Movie Release Time Frame # of Movies Seen % of Total
2007 to 2016 573 29%
1997 to 2006 606 31%
1987 to 1996 226 11%
1977 to 1986 128 6%
1967 to 1976 101 5%
1957 to 1966 122 6%
1947 to 1956 109 6%
1937 to 1946 87 4%
1920 to 1936 25 1%

60% of the movies I’ve watched in the last 15 years were released in the last 20 years. That’s probably typical. In fact, watching movies more than 20 years old 40% of the time is probably unusual. Still, there are probably quality older movies out there that I’m not seeing.

My hypothesis has been that the databases for the movie websites that produce my recommendations are smaller for older movies. This results in recommendations that are based on less credible data. In the world of probabilities, if your data isn’t credible, your probability stays closer to the average probability for randomly selected movies.

I set out to test this hypothesis against the movies I’ve watched since I began to diligently screens my movies through my movie selection system. It was around 2010 that I began putting together my database and using it to select movies. Here is a profile of those movies.

Seen after 2010
Movie Release My
Time Frame Average Rating # of Movies Seen % of Total Seen
2007 to 2016 7.2 382 55%
1997 to 2006 7.9 60 9%
1987 to 1996 7.9 101 15%
1977 to 1986 7.8 57 8%
1967 to 1976 7.9 23 3%
1957 to 1966 8.2 26 4%
1947 to 1956 8.2 20 3%
1937 to 1946 8.4 17 2%
1920 to 1936 6.9 4 1%

It seems that it’s the shiniest pennies, that I watch most often, that I’m least satisfied with. So again I have to ask, why aren’t my recommendations producing more older movies to watch?

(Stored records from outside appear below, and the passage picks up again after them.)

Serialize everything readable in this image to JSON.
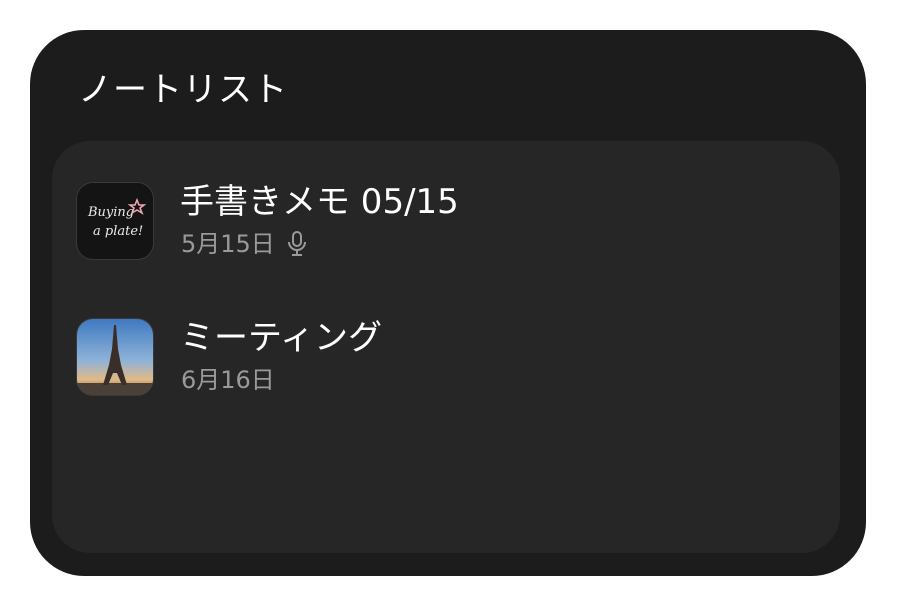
{
  "widget": {
    "title": "ノートリスト",
    "colors": {
      "background": "#1c1c1c",
      "panel": "#262626",
      "title_text": "#ffffff",
      "secondary_text": "#9a9a9a"
    }
  },
  "notes": [
    {
      "title": "手書きメモ 05/15",
      "date": "5月15日",
      "has_voice": true,
      "thumbnail": {
        "icon": "handwriting-thumbnail",
        "lines": [
          "Buying",
          "a plate!"
        ]
      }
    },
    {
      "title": "ミーティング",
      "date": "6月16日",
      "has_voice": false,
      "thumbnail": {
        "icon": "eiffel-tower-photo-thumbnail"
      }
    }
  ]
}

It comes back to my original hypothesis. Netflix has the greatest influence on the movies that are recommended for me. So, I compared my ratings to Netflix’ Best Guess ratings for me and added the average number of ratings those “best guesses” were based on.

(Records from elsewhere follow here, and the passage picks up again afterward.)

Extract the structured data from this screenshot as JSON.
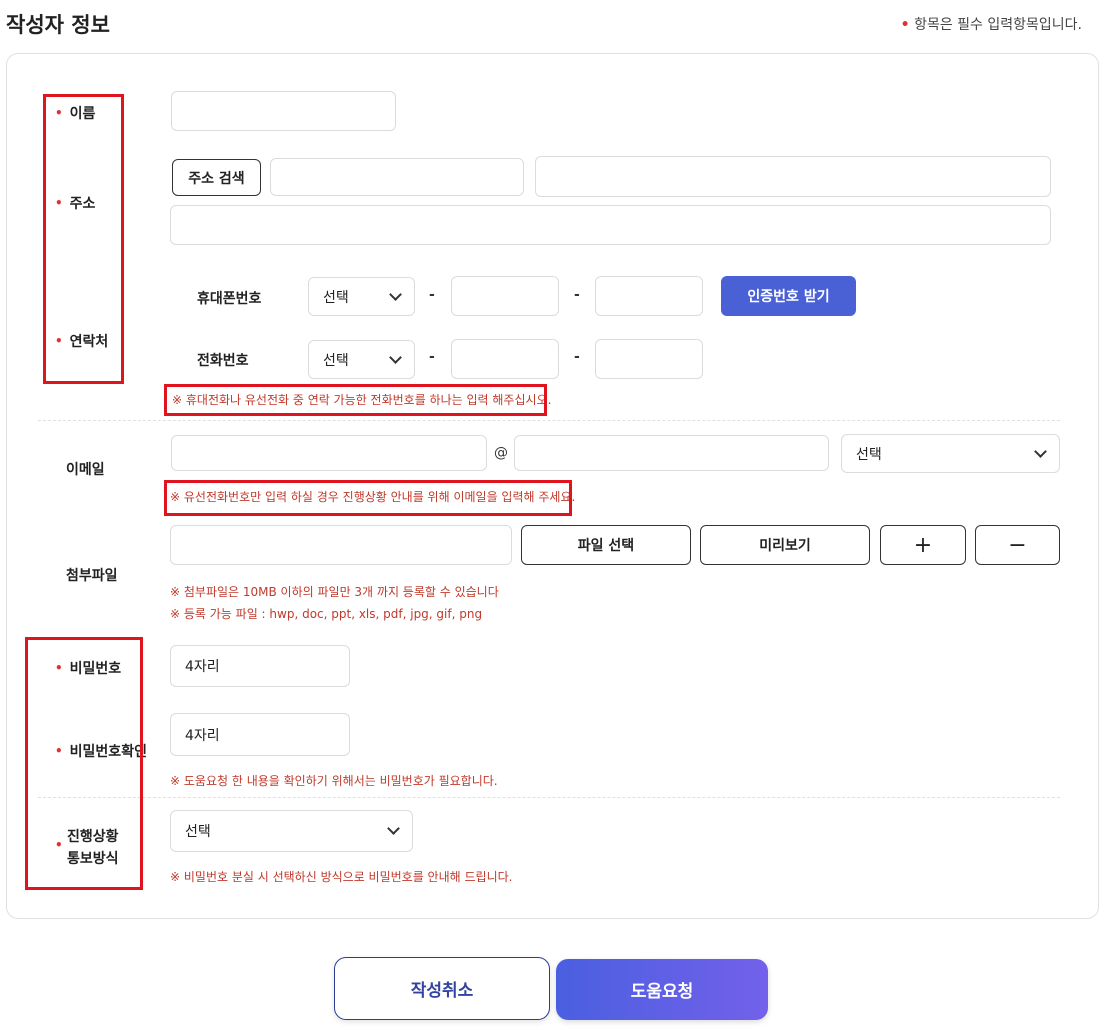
{
  "header": {
    "title": "작성자 정보",
    "required_mark": "•",
    "required_note": "항목은 필수 입력항목입니다."
  },
  "labels": {
    "name": "이름",
    "address": "주소",
    "contact": "연락처",
    "email": "이메일",
    "attachment": "첨부파일",
    "password": "비밀번호",
    "password_confirm": "비밀번호확인",
    "progress_line1": "진행상황",
    "progress_line2": "통보방식"
  },
  "address": {
    "search_button": "주소 검색"
  },
  "contact": {
    "mobile_label": "휴대폰번호",
    "phone_label": "전화번호",
    "select_placeholder": "선택",
    "dash": "-",
    "verify_button": "인증번호 받기",
    "notice": "※ 휴대전화나 유선전화 중 연락 가능한 전화번호를 하나는 입력 해주십시오."
  },
  "email": {
    "at": "@",
    "domain_select": "선택",
    "notice": "※ 유선전화번호만 입력 하실 경우 진행상황 안내를 위해 이메일을 입력해 주세요."
  },
  "attachment": {
    "select_file_button": "파일 선택",
    "preview_button": "미리보기",
    "add_button": "+",
    "remove_button": "−",
    "notice1": "※ 첨부파일은 10MB 이하의 파일만 3개 까지 등록할 수 있습니다",
    "notice2": "※ 등록 가능 파일 : hwp, doc, ppt, xls, pdf, jpg, gif, png"
  },
  "password": {
    "placeholder": "4자리",
    "confirm_placeholder": "4자리",
    "notice": "※ 도움요청 한 내용을 확인하기 위해서는 비밀번호가 필요합니다."
  },
  "progress": {
    "select_value": "선택",
    "notice": "※ 비밀번호 분실 시 선택하신 방식으로 비밀번호를 안내해 드립니다."
  },
  "actions": {
    "cancel": "작성취소",
    "submit": "도움요청"
  },
  "colors": {
    "required_dot": "#d33333",
    "notice_text": "#c0392b",
    "primary": "#4a61d6",
    "highlight_box": "#e0141e"
  }
}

Movie Release Time Frame My Average Rating Netflix Average Best Guess Avg. # of Ratings per Movie My Rating Difference from Netflix
2007 to 2016 7.2 7.7    1,018,163 -0.5
1997 to 2006 7.9 8.0    4,067,544 -0.1
1987 to 1996 7.9 8.1    3,219,037 -0.2
1977 to 1986 7.8 7.8    2,168,369 0
1967 to 1976 7.9 7.6    1,277,919 0.3
1957 to 1966 8.2 7.9        991,961 0.3
1947 to 1956 8.2 7.8        547,577 0.4
1937 to 1946 8.4 7.8        541,873 0.6
1920 to 1936 6.9 6.1        214,569 0.8

A couple of observations on this table;

  • Netflix pretty effectively predicts my rating for movies released between 1977 to 2006. The movies from this thirty year time frame base their Netflix best guesses on more than 2,000,000 ratings per movie.
  • Netflix overestimates my ratings for movies released from 2007 to today by a half point. It may be that the people who see newer movies first are those who are most likely to rate them higher. It might take twice as many ratings before the best guess finds its equilibrium, like the best guesses for the 1987 to 2006 releases.
  • Netflix consistently underestimates my ratings for movies released prior to 1977. And, the fewer ratings the Netflix best guess is based on, the greater Netflix underestimates my rating of the movies.

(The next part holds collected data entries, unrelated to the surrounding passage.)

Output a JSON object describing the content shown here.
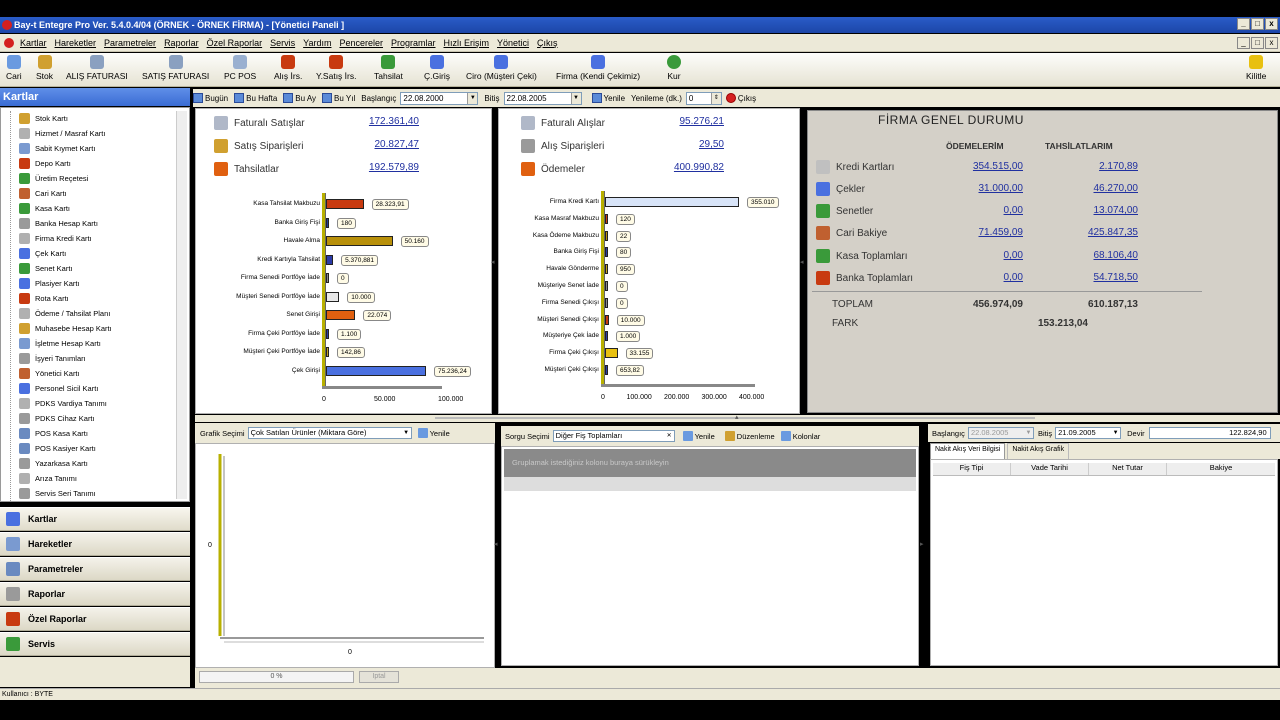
{
  "title": "Bay-t Entegre Pro Ver. 5.4.0.4/04 (ÖRNEK - ÖRNEK FİRMA) - [Yönetici Paneli ]",
  "menu": [
    "Kartlar",
    "Hareketler",
    "Parametreler",
    "Raporlar",
    "Özel Raporlar",
    "Servis",
    "Yardım",
    "Pencereler",
    "Programlar",
    "Hızlı Erişim",
    "Yönetici",
    "Çıkış"
  ],
  "toolbar": [
    "Cari",
    "Stok",
    "ALIŞ FATURASI",
    "SATIŞ FATURASI",
    "PC POS",
    "Alış İrs.",
    "Y.Satış İrs.",
    "Tahsilat",
    "Ç.Giriş",
    "Ciro (Müşteri Çeki)",
    "Firma (Kendi Çekimiz)",
    "Kur",
    "Kilitle"
  ],
  "sidebar": {
    "header": "Kartlar",
    "items": [
      "Stok Kartı",
      "Hizmet / Masraf Kartı",
      "Sabit Kıymet Kartı",
      "Depo Kartı",
      "Üretim Reçetesi",
      "Cari Kartı",
      "Kasa Kartı",
      "Banka Hesap Kartı",
      "Firma Kredi Kartı",
      "Çek Kartı",
      "Senet Kartı",
      "Plasiyer Kartı",
      "Rota Kartı",
      "Ödeme / Tahsilat Planı",
      "Muhasebe Hesap Kartı",
      "İşletme Hesap Kartı",
      "İşyeri Tanımları",
      "Yönetici Kartı",
      "Personel Sicil Kartı",
      "PDKS Vardiya Tanımı",
      "PDKS Cihaz Kartı",
      "POS Kasa Kartı",
      "POS Kasiyer Kartı",
      "Yazarkasa Kartı",
      "Arıza Tanımı",
      "Servis Seri Tanımı"
    ],
    "nav": [
      "Kartlar",
      "Hareketler",
      "Parametreler",
      "Raporlar",
      "Özel Raporlar",
      "Servis"
    ]
  },
  "filter": {
    "today": "Bugün",
    "week": "Bu Hafta",
    "month": "Bu Ay",
    "year": "Bu Yıl",
    "start_label": "Başlangıç",
    "start": "22.08.2000",
    "end_label": "Bitiş",
    "end": "22.08.2005",
    "refresh": "Yenile",
    "refresh_label": "Yenileme (dk.)",
    "refresh_val": "0",
    "exit": "Çıkış"
  },
  "sales": {
    "rows": [
      {
        "label": "Faturalı Satışlar",
        "value": "172.361,40"
      },
      {
        "label": "Satış Siparişleri",
        "value": "20.827,47"
      },
      {
        "label": "Tahsilatlar",
        "value": "192.579,89"
      }
    ],
    "bars": [
      {
        "label": "Kasa Tahsilat Makbuzu",
        "value": 28323.91,
        "text": "28.323,91",
        "color": "#c83a10"
      },
      {
        "label": "Banka Giriş Fişi",
        "value": 180,
        "text": "180",
        "color": "#223a9a"
      },
      {
        "label": "Havale Alma",
        "value": 50160,
        "text": "50.160",
        "color": "#b8900a"
      },
      {
        "label": "Kredi Kartıyla Tahsilat",
        "value": 5370.881,
        "text": "5.370,881",
        "color": "#2a3aa8"
      },
      {
        "label": "Firma Senedi Portföye İade",
        "value": 0,
        "text": "0",
        "color": "#888"
      },
      {
        "label": "Müşteri Senedi Portföye İade",
        "value": 10000,
        "text": "10.000",
        "color": "#e8e8e8"
      },
      {
        "label": "Senet Girişi",
        "value": 22074,
        "text": "22.074",
        "color": "#e06010"
      },
      {
        "label": "Firma Çeki Portföye İade",
        "value": 1100,
        "text": "1.100",
        "color": "#2a3aa8"
      },
      {
        "label": "Müşteri Çeki Portföye İade",
        "value": 142.86,
        "text": "142,86",
        "color": "#c0a020"
      },
      {
        "label": "Çek Girişi",
        "value": 75236.24,
        "text": "75.236,24",
        "color": "#4a70e0"
      }
    ],
    "ticks": [
      "0",
      "50.000",
      "100.000"
    ]
  },
  "purchases": {
    "rows": [
      {
        "label": "Faturalı Alışlar",
        "value": "95.276,21"
      },
      {
        "label": "Alış Siparişleri",
        "value": "29,50"
      },
      {
        "label": "Ödemeler",
        "value": "400.990,82"
      }
    ],
    "bars": [
      {
        "label": "Firma Kredi Kartı",
        "value": 355010,
        "text": "355.010",
        "color": "#d8e4f8"
      },
      {
        "label": "Kasa Masraf Makbuzu",
        "value": 120,
        "text": "120",
        "color": "#c83a10"
      },
      {
        "label": "Kasa Ödeme Makbuzu",
        "value": 22,
        "text": "22",
        "color": "#b8900a"
      },
      {
        "label": "Banka Giriş Fişi",
        "value": 80,
        "text": "80",
        "color": "#2a3aa8"
      },
      {
        "label": "Havale Gönderme",
        "value": 950,
        "text": "950",
        "color": "#c0a020"
      },
      {
        "label": "Müşteriye Senet İade",
        "value": 0,
        "text": "0",
        "color": "#888"
      },
      {
        "label": "Firma Senedi Çıkışı",
        "value": 0,
        "text": "0",
        "color": "#888"
      },
      {
        "label": "Müşteri Senedi Çıkışı",
        "value": 10000,
        "text": "10.000",
        "color": "#c83a10"
      },
      {
        "label": "Müşteriye Çek İade",
        "value": 1000,
        "text": "1.000",
        "color": "#2a3aa8"
      },
      {
        "label": "Firma Çeki Çıkışı",
        "value": 33155,
        "text": "33.155",
        "color": "#e8c010"
      },
      {
        "label": "Müşteri Çeki Çıkışı",
        "value": 653.82,
        "text": "653,82",
        "color": "#2a3aa8"
      }
    ],
    "ticks": [
      "0",
      "100.000",
      "200.000",
      "300.000",
      "400.000"
    ]
  },
  "firma": {
    "title": "FİRMA GENEL DURUMU",
    "col1": "ÖDEMELERİM",
    "col2": "TAHSİLATLARIM",
    "rows": [
      {
        "label": "Kredi Kartları",
        "a": "354.515,00",
        "b": "2.170,89"
      },
      {
        "label": "Çekler",
        "a": "31.000,00",
        "b": "46.270,00"
      },
      {
        "label": "Senetler",
        "a": "0,00",
        "b": "13.074,00"
      },
      {
        "label": "Cari Bakiye",
        "a": "71.459,09",
        "b": "425.847,35"
      },
      {
        "label": "Kasa Toplamları",
        "a": "0,00",
        "b": "68.106,40"
      },
      {
        "label": "Banka Toplamları",
        "a": "0,00",
        "b": "54.718,50"
      }
    ],
    "total_label": "TOPLAM",
    "total_a": "456.974,09",
    "total_b": "610.187,13",
    "diff_label": "FARK",
    "diff": "153.213,04"
  },
  "graph": {
    "label": "Grafik Seçimi",
    "select": "Çok Satılan Ürünler (Miktara Göre)",
    "refresh": "Yenile",
    "zero_y": "0",
    "zero_x": "0"
  },
  "query": {
    "label": "Sorgu Seçimi",
    "select": "Diğer Fiş Toplamları",
    "refresh": "Yenile",
    "edit": "Düzenleme",
    "cols": "Kolonlar",
    "group_hint": "Gruplamak istediğiniz kolonu buraya sürükleyin"
  },
  "cash": {
    "start_label": "Başlangıç",
    "start": "22.08.2005",
    "end_label": "Bitiş",
    "end": "21.09.2005",
    "carry_label": "Devir",
    "carry": "122.824,90",
    "tabs": [
      "Nakit Akış Veri Bilgisi",
      "Nakit Akış Grafik"
    ],
    "cols": [
      "Fiş Tipi",
      "Vade Tarihi",
      "Net Tutar",
      "Bakiye"
    ]
  },
  "progress": {
    "text": "0 %",
    "btn": "Iptal",
    "value": 0
  },
  "status": "Kullanıcı : BYTE"
}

What have I learned? First, to improve the quality of new movies I watch, I should wait until the number of ratings the recommendations are based on is greater. What is the right number of ratings is something I have to explore further.

The second thing I’ve learned is that my original hypothesis is probably correct. The number of ratings Netflix has available to base its recommendations on for older movies is probably too small for their recommendations to be adequately responsive to my taste for older movies. The problem is, “Oh, what to do about those tarnished old quarters” isn’t readily apparent.